25 Apr 2013

Communism

One year ago, a girl described her aspiration to serve the poor at our admission interview. I asked, “In the current public hospital system, patients have to line up for investigations and treatment. For example, a cancer patient may have to wait several weeks before surgery can be performed. Now, if she agrees to pay for the service as a private case, the surgery can be done on the next day. Do you find this acceptable?”

“No,” the girl replied promptly, “all people should have equal access to medical care. Allowing rich people to jump the queue is unfair and is a discrimination against poor people.”

“Are you against private medical service in general? If the same patient enjoys immediate surgery at a luxurious private hospital, is it unfair?” I pursued. The girl appeared less confident. “I still feel it not right.”

After the interview, my co-interviewer exclaimed, “Communism!”

I did not have any standpoint when I asked the question. Some are proud to be the doctors of the richest men in town, while others take pride in serving the public. I thought it was just a matter of choice. It was not until the hospital raised the private consultation fees that I gave the matter another thought.
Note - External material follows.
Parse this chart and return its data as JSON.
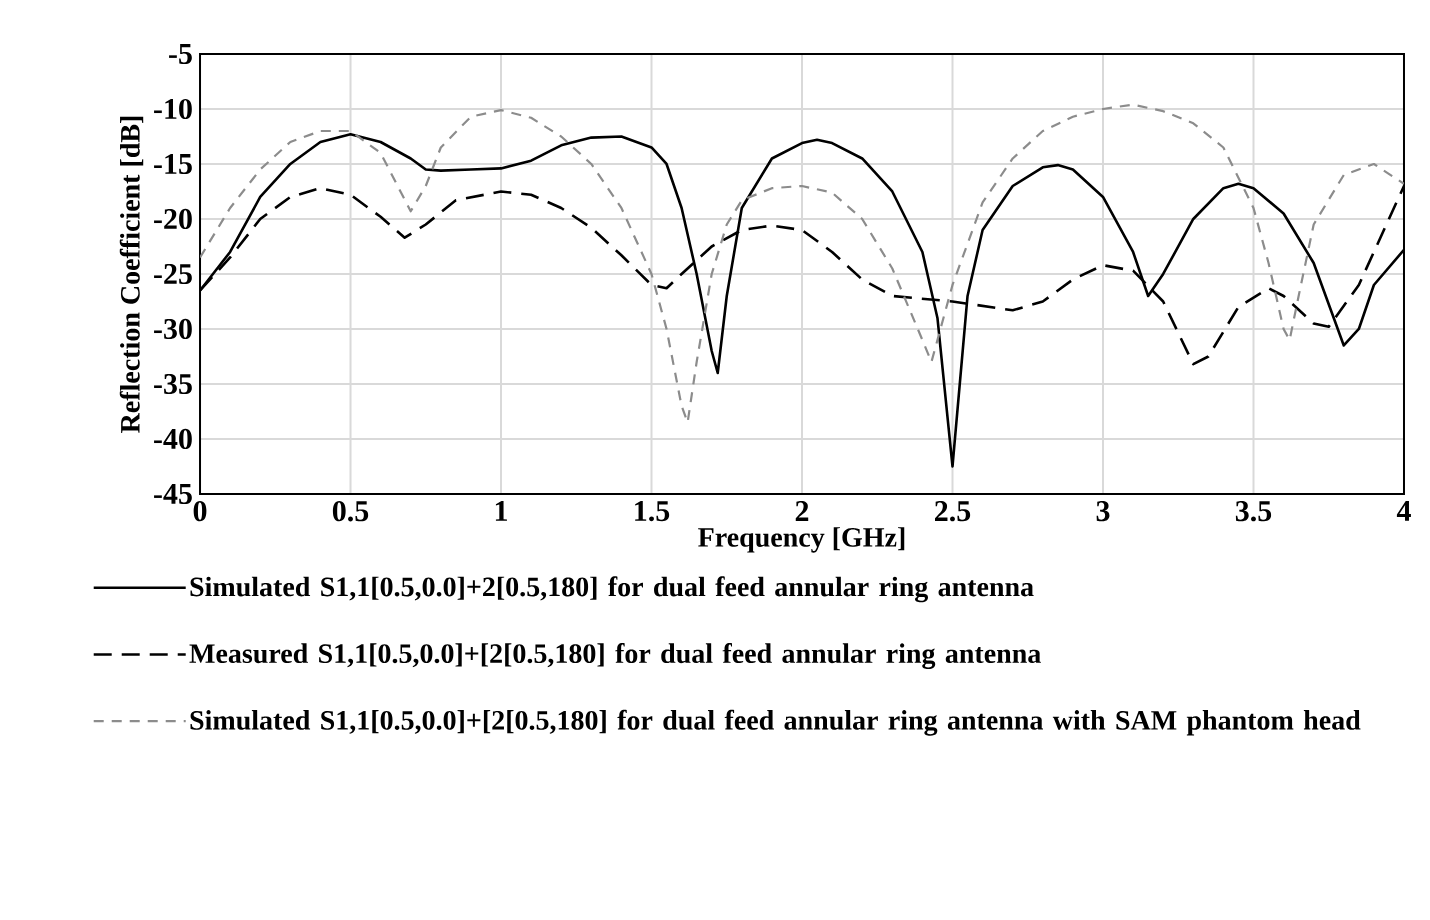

Our administrators would tell you that the private service at public hospitals serves a noble mission – to earn money to support other public services. Besides, the two systems are separate and would not interfere with each other. Both arguments are flawed. First, the purpose of public hospitals is to provide affordable medical service to the public, not earning money. If resource is at stake, we should seek support from the government and cut unnecessary wastages. At the same time, patients who can afford private service may be encouraged to do so. We do not need to provide private service ourselves.

Second, we are the same doctors. When we are seeing private patients, we cannot be seeing public patients at the same time. Whenever some of us perform endoscopies for private patients, we occupy the rooms and our colleagues can just stay idly in the waiting area. It is difficult to conceive how public service would not be affected.

Of course, our applicant did not know the inside story. Her argument therefore centered on equality. Is equality a sound argument against private medical practice?